I was just looking for some advice in buying a holiday home in Costa Blanca\Orihuela. I have seen plenty of properties that seem good value for money but am unsure of the location and seem to change my mind everytime I look. What is right for one person is obviously isn't right for another. My wife and I are in our late 30's and young children. I am looking for a nice, mixed location and don't want anywhere too British. I also don't want anywhere too built up i.e Benidorm but by the same token don't want a 'retirement' location (if that makes sense) which is too quiet.

Some locations I have looked into are Javea, Calp, Santa Pola, Playa Flamenca, La Zenia, Torre de la Horada. Obviously I plan on visiting but would like to whittle down my locations first. Therefore it would be great if I could get peoples opinions on these, as well as any others, to see if they are suitable.


----------



## davexf (Jan 26, 2009)

Hola 
How are you going to survive? Do you work / have you an income stream to support yourself and your family? It may seem a red herring but that sort of information can make your choices change 

Davexf


----------



## Simon22 (May 22, 2015)

davexf said:


> Hola
> How are you going to survive? Do you work / have you an income stream to support yourself and your family? It may seem a red herring but that sort of information can make your choices change
> 
> Davexf


Does that even come into it for a holiday home?

I would drive around and get a feel for places when you are here. We were told Villa Martin was lovely but it was just not for us.
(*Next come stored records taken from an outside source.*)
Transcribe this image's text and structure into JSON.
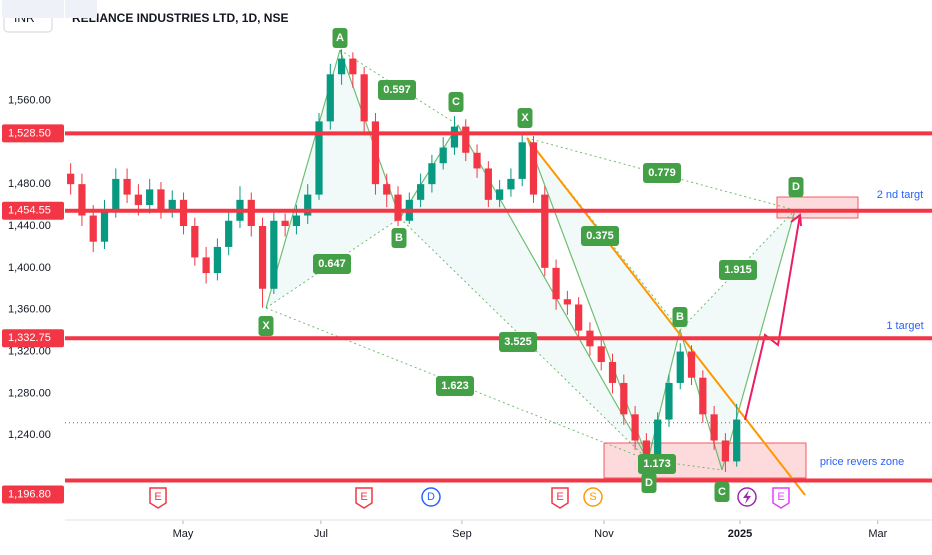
{
  "chart_data": {
    "type": "candlestick",
    "currency": "INR",
    "title": "RELIANCE INDUSTRIES LTD, 1D, NSE",
    "up_color": "#089981",
    "down_color": "#f23645",
    "level_color": "#f23645",
    "ylim": [
      1159,
      1656
    ],
    "yticks": [
      {
        "value": 1560,
        "label": "1,560.00"
      },
      {
        "value": 1480,
        "label": "1,480.00"
      },
      {
        "value": 1440,
        "label": "1,440.00"
      },
      {
        "value": 1400,
        "label": "1,400.00"
      },
      {
        "value": 1360,
        "label": "1,360.00"
      },
      {
        "value": 1320,
        "label": "1,320.00"
      },
      {
        "value": 1280,
        "label": "1,280.00"
      },
      {
        "value": 1240,
        "label": "1,240.00"
      }
    ],
    "xlim": [
      -0.5,
      76.3
    ],
    "xticks": [
      {
        "value": 9.95,
        "label": "May"
      },
      {
        "value": 22.17,
        "label": "Jul"
      },
      {
        "value": 34.66,
        "label": "Sep"
      },
      {
        "value": 47.24,
        "label": "Nov"
      },
      {
        "value": 59.29,
        "label": "2025"
      },
      {
        "value": 71.5,
        "label": "Mar"
      }
    ],
    "grid": false,
    "high": [
      1500,
      1490,
      1460,
      1465,
      1495,
      1495,
      1480,
      1485,
      1482,
      1474,
      1472,
      1448,
      1420,
      1428,
      1455,
      1478,
      1472,
      1448,
      1455,
      1452,
      1460,
      1480,
      1548,
      1595,
      1608.8,
      1606,
      1592,
      1548,
      1490,
      1478,
      1472,
      1490,
      1508,
      1525,
      1545,
      1542,
      1518,
      1502,
      1484,
      1495,
      1530,
      1526,
      1478,
      1408,
      1378,
      1372,
      1348,
      1334,
      1318,
      1298,
      1268,
      1242,
      1262,
      1298,
      1328,
      1326,
      1302,
      1268,
      1242,
      1270
    ],
    "low": [
      1470,
      1440,
      1415,
      1418,
      1448,
      1462,
      1450,
      1452,
      1447,
      1448,
      1432,
      1402,
      1385,
      1388,
      1412,
      1438,
      1430,
      1362,
      1375,
      1430,
      1432,
      1442,
      1465,
      1532,
      1575,
      1572,
      1530,
      1470,
      1458,
      1440,
      1442,
      1458,
      1472,
      1494,
      1508,
      1502,
      1486,
      1458,
      1458,
      1468,
      1478,
      1462,
      1392,
      1360,
      1355,
      1332,
      1316,
      1302,
      1280,
      1250,
      1226,
      1201.5,
      1212,
      1248,
      1284,
      1288,
      1252,
      1226,
      1205,
      1210
    ],
    "levels": [
      {
        "value": 1528.5,
        "label": "1,528.50"
      },
      {
        "value": 1454.55,
        "label": "1,454.55"
      },
      {
        "value": 1332.75,
        "label": "1,332.75"
      },
      {
        "value": 1196.8,
        "label": "1,196.80"
      }
    ],
    "price_line": 1252,
    "open": [
      1490,
      1480,
      1450,
      1425,
      1455,
      1485,
      1470,
      1460,
      1475,
      1455,
      1465,
      1440,
      1410,
      1395,
      1420,
      1445,
      1465,
      1440,
      1380,
      1445,
      1440,
      1450,
      1470,
      1540,
      1585,
      1600,
      1585,
      1540,
      1480,
      1470,
      1445,
      1465,
      1480,
      1500,
      1515,
      1535,
      1510,
      1495,
      1465,
      1475,
      1485,
      1520,
      1470,
      1400,
      1370,
      1365,
      1340,
      1325,
      1310,
      1290,
      1260,
      1235,
      1220,
      1255,
      1290,
      1320,
      1295,
      1260,
      1235,
      1215
    ],
    "close": [
      1480,
      1450,
      1425,
      1455,
      1485,
      1470,
      1460,
      1475,
      1455,
      1465,
      1440,
      1410,
      1395,
      1420,
      1445,
      1465,
      1440,
      1380,
      1445,
      1440,
      1450,
      1470,
      1540,
      1585,
      1600,
      1585,
      1540,
      1480,
      1470,
      1445,
      1465,
      1480,
      1500,
      1515,
      1535,
      1510,
      1495,
      1465,
      1475,
      1485,
      1520,
      1470,
      1400,
      1370,
      1365,
      1340,
      1325,
      1310,
      1290,
      1260,
      1235,
      1220,
      1255,
      1290,
      1320,
      1295,
      1260,
      1235,
      1215,
      1255
    ],
    "annotations": [
      "A",
      "0.597",
      "C",
      "X",
      "0.779",
      "D",
      "2 nd targt",
      "B",
      "0.375",
      "0.647",
      "1.915",
      "X",
      "B",
      "1 target",
      "3.525",
      "1.623",
      "1.173",
      "D",
      "C",
      "price revers zone"
    ],
    "events": [
      "E",
      "E",
      "D",
      "E",
      "S",
      "E"
    ]
  }
}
Spend time on the internet looking at areas on Google maps but nothing beats standing outside a property to get a feel for the environment.


----------



## Damo1 (Aug 21, 2016)

Simon22 said:


> Does that even come into it for a holiday home?
> 
> I would drive around and get a feel for places when you are here. We were told Villa Martin was lovely but it was just not for us. Spend time on the internet looking at areas on Google maps but nothing beats standing outside a property to get a feel for the environment.


Cheers. Yes I do plan on doing that but would like some sort of an idea beforehand so I can plan and arrange things and not waste anytime. For example looking at some posts and places they seem largely ex pat retirement places which isn't really what I am looking for yet. If I could rule out any obvious places it would save a lot of wasted time and effort.


----------



## davexf (Jan 26, 2009)

Hola 
I meant to imply that you need to think about how often / period of holiday you intend. Lots of people think about a "holiday home" but then try to "make a go of it" by becoming resident or staying for months instead of the "two week summer holiday". 

The difference in when and the period of stay makes the difference - for instance some people like to come to Spain around Christmas / New Year. 

Davexf


----------



## Damo1 (Aug 21, 2016)

davexf said:


> Hola
> I meant to imply that you need to think about how often / period of holiday you intend. Lots of people think about a "holiday home" but then try to "make a go of it" by becoming resident or staying for months instead of the "two week summer holiday".
> 
> The difference in when and the period of stay makes the difference - for instance some people like to come to Spain around Christmas / New Year.
> ...


Hola

This would purely be a holiday home and my wife and I would continue to work and live in the UK for the vast majority of the year. It is quite possible we may retire there way down the line if we do like it enough but that is 20+ years away (unless I get lucky!). 

My wife's a teacher and I get very good holidays. As a side note this is also part of the reason I want to buy because it costs a small fortune to go away in the school holidays. I would probably be looking at going away maybe a week in Autumn\Winter, Easter and maybe a couple of different times over the summer. I would then probably look to rent it out when I can. Obviously I realise that I am not going to able to rent it all year but maybe 10 weeks a year or so if I can to help it pay its way.


----------